- Born: 9 October 1998 (age 27) Tbilisi, Georgia
- Occupation: Model
- Known for: Giorgio Armani
- Spouse: Otar Khurodze ​(m. 2023)​
- Parent: Nino Tskitishvili (Mother) Vato Natsvlishvili (Father)
- Relatives: Nikoloz Tskitishvili (uncle)
- Modeling information
- Height: 5 ft 10 in (1.78 m)
- Agency: NEXT Model Management (New York, Paris) Uno Models (Barcelona) Iconic Management (Berlin) IMM Bruxelles (Brussels) Elite Model Management (Copenhagen) Modellink (Gothenburg) Dolls Model Management (Taipei)
- Website: www.takonats.com

= Tako Natsvlishvili =

Georgian female model

Tako Natsvlishvili (თაკო ნაცვლიშვილი; born 9 October 1998) is a Georgian model. Born and raised in Georgia, she pursued her modeling career in New York City. She is known for her association with Giorgio Armani. Tako is currently signed with Next Management modeling agency.

== Early life ==
She was born in Tbilisi, Georgia.

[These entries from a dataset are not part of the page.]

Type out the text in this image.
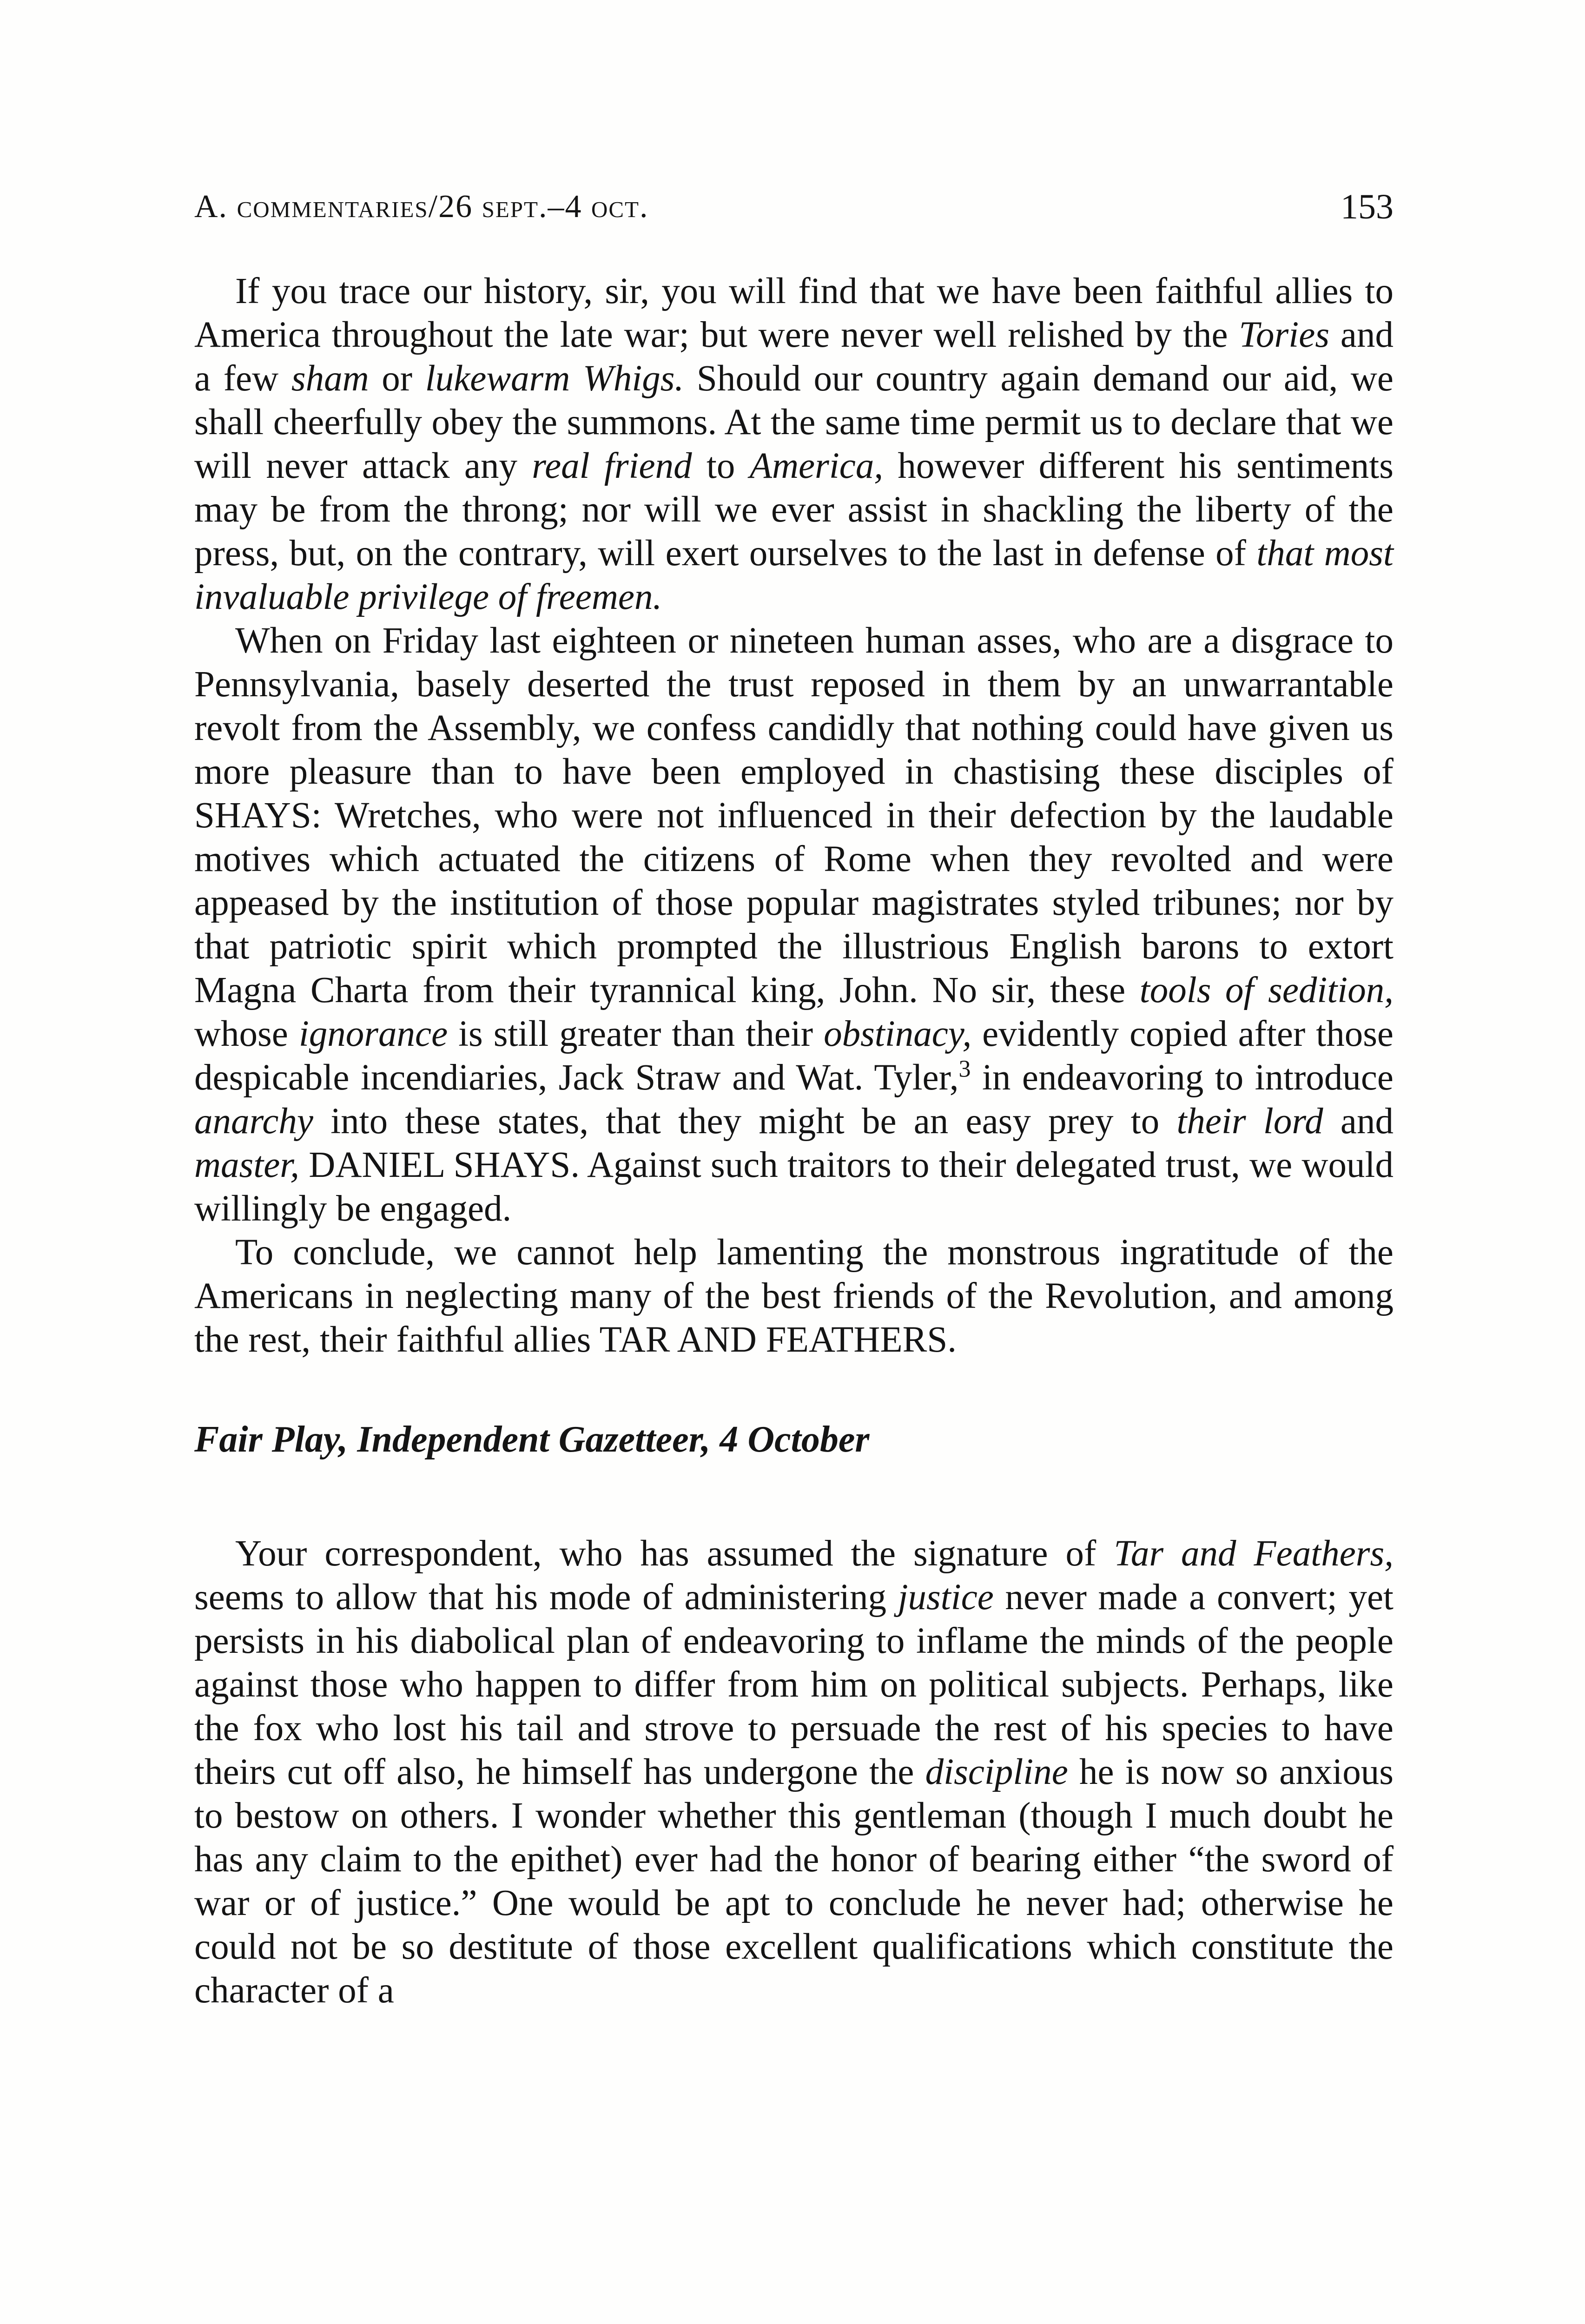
A. commentaries/26 sept.–4 oct.	153

If you trace our history, sir, you will find that we have been faithful allies to America throughout the late war; but were never well relished by the Tories and a few sham or lukewarm Whigs. Should our country again demand our aid, we shall cheerfully obey the summons. At the same time permit us to declare that we will never attack any real friend to America, however different his sentiments may be from the throng; nor will we ever assist in shackling the liberty of the press, but, on the contrary, will exert ourselves to the last in defense of that most invaluable privilege of freemen.

When on Friday last eighteen or nineteen human asses, who are a disgrace to Pennsylvania, basely deserted the trust reposed in them by an unwarrantable revolt from the Assembly, we confess candidly that nothing could have given us more pleasure than to have been employed in chastising these disciples of SHAYS: Wretches, who were not influenced in their defection by the laudable motives which actuated the citizens of Rome when they revolted and were appeased by the institution of those popular magistrates styled tribunes; nor by that patriotic spirit which prompted the illustrious English barons to extort Magna Charta from their tyrannical king, John. No sir, these tools of sedition, whose ignorance is still greater than their obstinacy, evidently copied after those despicable incendiaries, Jack Straw and Wat. Tyler,$^3$ in endeavoring to introduce anarchy into these states, that they might be an easy prey to their lord and master, DANIEL SHAYS. Against such traitors to their delegated trust, we would willingly be engaged.

To conclude, we cannot help lamenting the monstrous ingratitude of the Americans in neglecting many of the best friends of the Revolution, and among the rest, their faithful allies TAR AND FEATHERS.

Fair Play, Independent Gazetteer, 4 October

Your correspondent, who has assumed the signature of Tar and Feathers, seems to allow that his mode of administering justice never made a convert; yet persists in his diabolical plan of endeavoring to inflame the minds of the people against those who happen to differ from him on political subjects. Perhaps, like the fox who lost his tail and strove to persuade the rest of his species to have theirs cut off also, he himself has undergone the discipline he is now so anxious to bestow on others. I wonder whether this gentleman (though I much doubt he has any claim to the epithet) ever had the honor of bearing either “the sword of war or of justice.” One would be apt to conclude he never had; otherwise he could not be so destitute of those excellent qualifications which constitute the character of a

She started modelling when she was 14 years old. She has two brothers and one sister.

== Career ==
At 14 she was discovered by NEXT Model Management in Georgia. Tako walked fashion shows for Versace, Giorgio Armani, Dolce & Gabbana, Elie Saab, Ralph & russo, Christian Dior, Emilia Wickstead, Julien Mcdonald, Yohji Yamamoto, Ermanno Scervino, Moncler, Antonio Berardi, Roland Mouret, Hogan, Genny, Blugirl.

Tako recently became the new face for Armani Collezioni Spring-Summer 2016 collection.

She has also posed in Zuhair Murad Bridal collection 2016.